Design experiments and observational alternatives
Company: Meta
Role: Data Scientist
Category: Analytics & Experimentation
Difficulty: hard
Interview Round: Onsite
Part A — Stories consumption: Data show higher story consumption on Facebook than Instagram. 1) Precisely define consumption (choose one primary, one secondary metric) and justify trade-offs. 2) List three falsifiable hypotheses (e.g., UI differences, ranking policy, notifications). 3) Design an A/B test on Instagram to test a UI change intended to raise consumption: target, unit of randomization, exposure rules, primary success metric, guardrails, sample-size/power inputs (MDE, baseline, variance), and runtime. 4) Preempt two common pitfalls (novelty, interference/cross-app contamination) and propose instrumentation to detect them. 5) If lift is observed but retention falls in a 14-day follow-up, show how you'd decide ship/no-ship using a decision framework (e.g., expected value with risk bounds) and pre-registered tie-breakers. 6) After overall results, go deep on user segmentation: choose one segment, define why it is behaviorally distinct, and specify how you avoid p-hacking when slicing.

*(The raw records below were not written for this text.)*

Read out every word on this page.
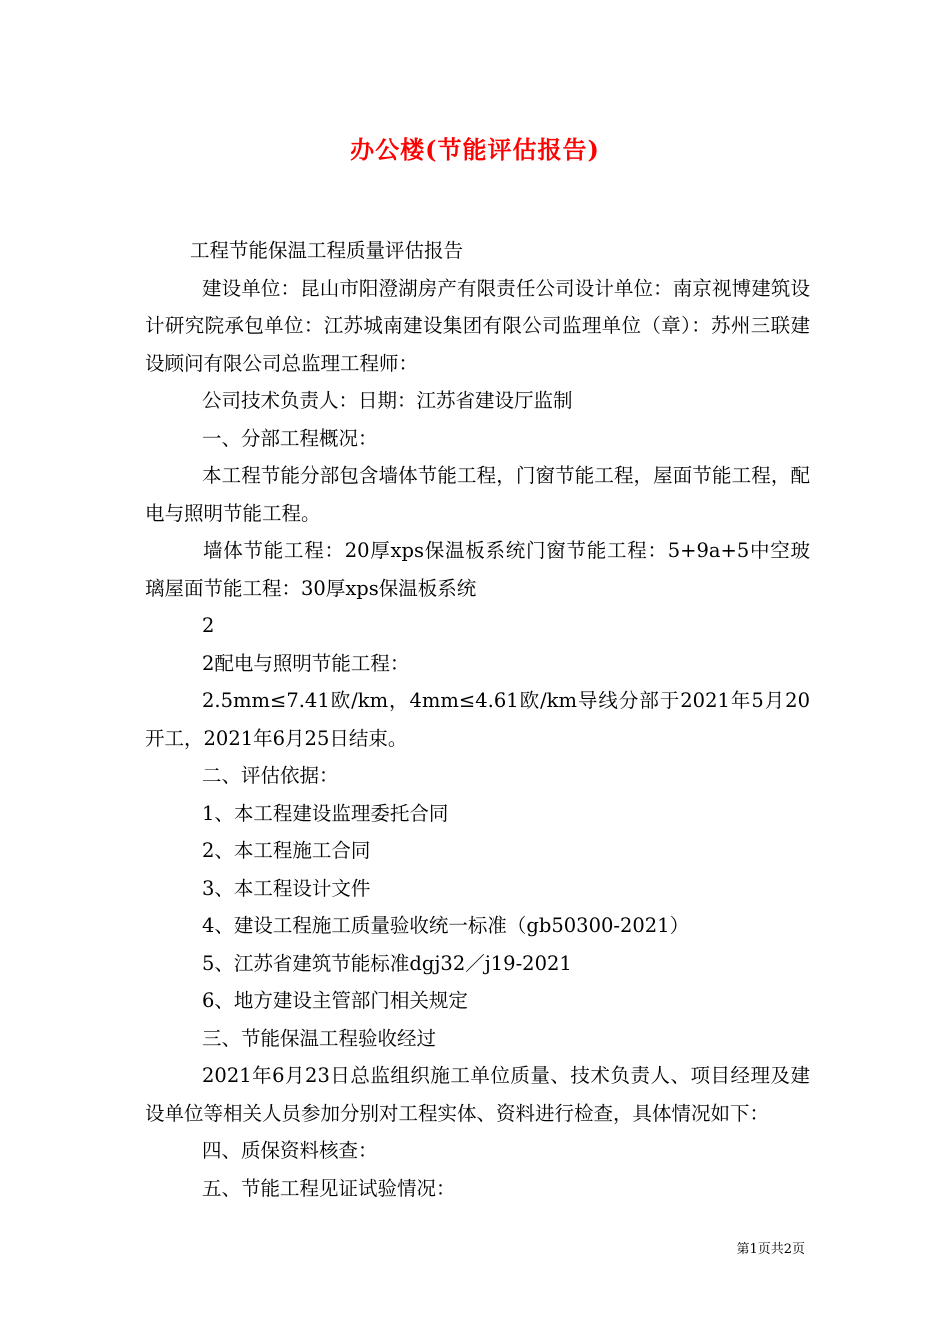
办公楼(节能评估报告)

工程节能保温工程质量评估报告

建设单位：昆山市阳澄湖房产有限责任公司设计单位：南京视博建筑设计研究院承包单位：江苏城南建设集团有限公司监理单位（章）：苏州三联建设顾问有限公司总监理工程师：

公司技术负责人：日期：江苏省建设厅监制

一、分部工程概况：

本工程节能分部包含墙体节能工程，门窗节能工程，屋面节能工程，配电与照明节能工程。

墙体节能工程：20厚xps保温板系统门窗节能工程：5+9a+5中空玻璃屋面节能工程：30厚xps保温板系统

2

2配电与照明节能工程：

2.5mm≤7.41欧/km，4mm≤4.61欧/km导线分部于2021年5月20开工，2021年6月25日结束。

二、评估依据：

1、本工程建设监理委托合同

2、本工程施工合同

3、本工程设计文件

4、建设工程施工质量验收统一标准（gb50300-2021）

5、江苏省建筑节能标准dgj32／j19-2021

6、地方建设主管部门相关规定

三、节能保温工程验收经过

2021年6月23日总监组织施工单位质量、技术负责人、项目经理及建设单位等相关人员参加分别对工程实体、资料进行检查，具体情况如下：

四、质保资料核查：

五、节能工程见证试验情况：

第1页共2页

Part B — When A/B is infeasible: Parents joining seems to reduce teen usage, but you cannot randomize. 1) Propose an observational design (choose one: difference-in-differences, propensity scores + weighting, or synthetic control). State the identification assumptions and how you would test pre-trends/overlap. 2) Define treatment, outcome, time windows, and covariates you need (include engagement history and social graph features). 3) Outline the analysis steps end-to-end, including diagnostics (balance, event-study plots, placebo tests) and a sensitivity analysis (e.g., Rosenbaum bounds). 4) Describe how you'd communicate residual uncertainty and make a product decision under imperfect identification.
Quick Answer: This question evaluates causal inference, experimental design, metric definition and measurement, power analysis, segmentation, and observational study methods within product analytics.